Gravity is less a feature film than cinema as experience: a new frontier in filmmaking that will likely appeal to studios trying to attract people to movie theaters.
It must be seen in IMAX. It must be seen in 3D. It must be seen on a screen so large that you feel that you are both drifting in space and cocooned inside a spacesuit. It must be heard with speakers so loud that the theater vibrates. As I say: It must be experienced.
There is little in the way of plot to deconstruct. It is the most basic human story: survive or die. Sandra Bullock and George Clooney are astronauts on a spacewalk whose ship is destroyed after the Russians create a debris field by blowing up one of their own satellites. To get home, Bullock and Clooney hop from space station to space station, trying to find a working escape pod that will allow them to return to Earth.

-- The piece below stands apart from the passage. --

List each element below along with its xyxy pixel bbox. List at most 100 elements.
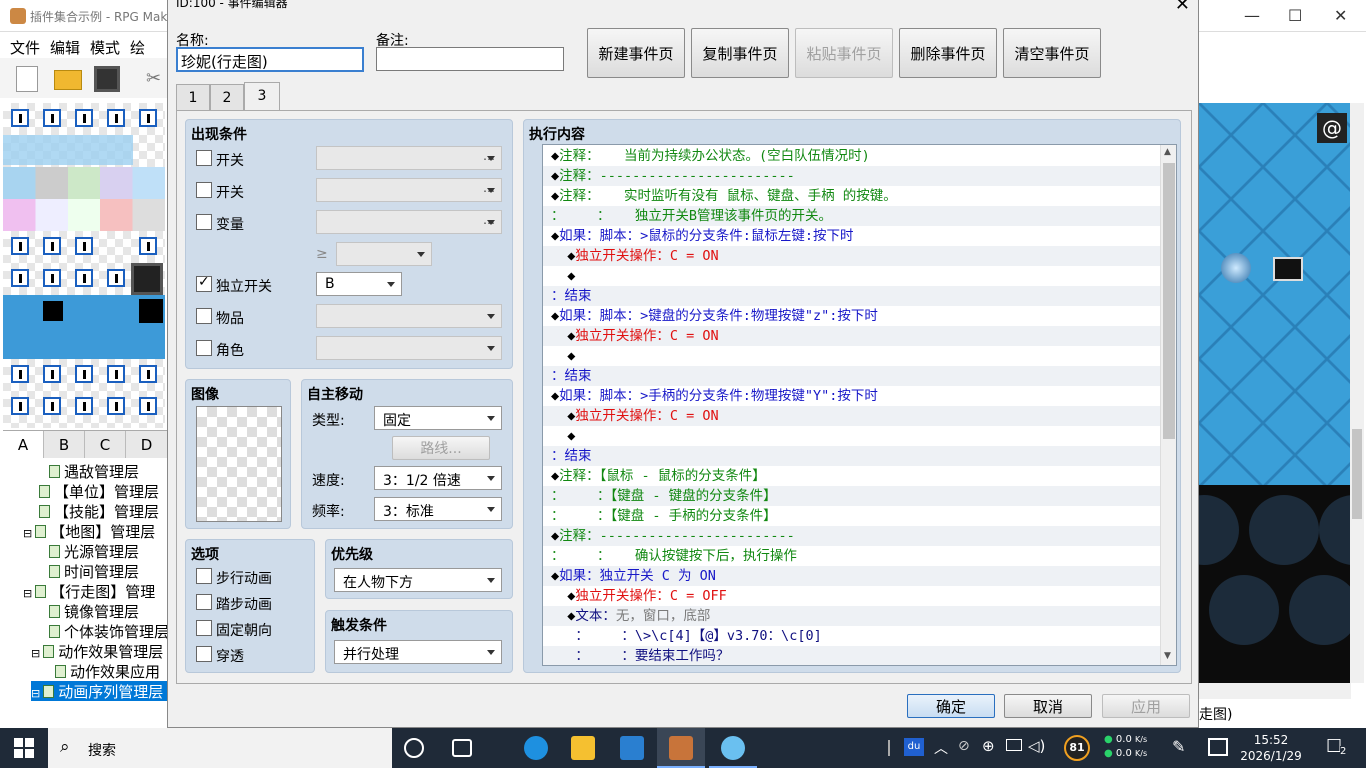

You’ll notice I’ve dispensed with character names. Clooney and Bullock aren’t playing characters so much as exuding their natural charisma. Bullock’s doctor is slightly nervous, slightly harried, and totally competent, speaking in Bullock’s normal folksy way. Clooney turns on the charm: the slight grin; the occasional arched eyebrow; a voice with the timbre and cadence of a man who knows he can take what he wants at any moment.
And it’s better that these two stars basically play themselves. They are the only two people on the screen for most of the film, and Gravity only works because we like being with them. Like Tom Hanks in Castaway, we want these characters to survive. In its own way, Gravity is a reminder of the indefinable thing we call "stardom." Bullock and Clooney have it. Hanks has it. So many others don’t. And Gravity would have collapsed if either role had been filled by one of the have-nots.
Our simple desire to see Bullock and Clooney survive—despite being given little in the way of backstory or what they would leave undone on Earth if they die—is why the experience of Gravity works.
Gravity is tense and claustrophobic, the sort of film that surrounds you in blackness before camera movements send you spinning in cosmic cartwheels and flying past a space station. Director Alfonso Cuarón, helming his first feature since 2006’s Children of Men, toys with the viewer, subtly shifting perspective. One example: As Bullock caroms off into space, we see her spin, and the camera slowly pushes in and begin spinning with her, until … voila! We’re behind Bullock’s faceplate, experiencing her point of view, her panicked breaths mimicking our own.
The effect is overwhelming. It is, at times, too much. Many films advertise themselves as roller coaster rides. But this is the first time I’ve left a theater feeling as if I’d actually just stepped off a roller coaster. My legs wobbled. It took a few minutes to find my bearings. I actually bumped into a pole on the way out, my balance unsteady, my chest tight.
Gravity is an experience, and it is an amazing one. It is a tremendous artistic and technical achievement. It is a monumental piece of filmmaking. Is it a great film? Well, that’s harder to say. It’s difficult to judge a picture that relies as heavily on experience as Gravity does. Watching this on a 50-inch plasma will not be the same as watching it on a sixty feet wide screen.
Granted, you could say the same thing about Lawrence of Arabia or 2001: A Space Odyssey, monumentally epic films that work better at 70mm than 1080p, but nevertheless still do work at 1080p. I can’t help feeling there’s something slightly different at work with Gravity, however.
Gravity will almost certainly crack my top-ten list for 2013. But I’m not sure I’ll want to watch it in my living room in 2033.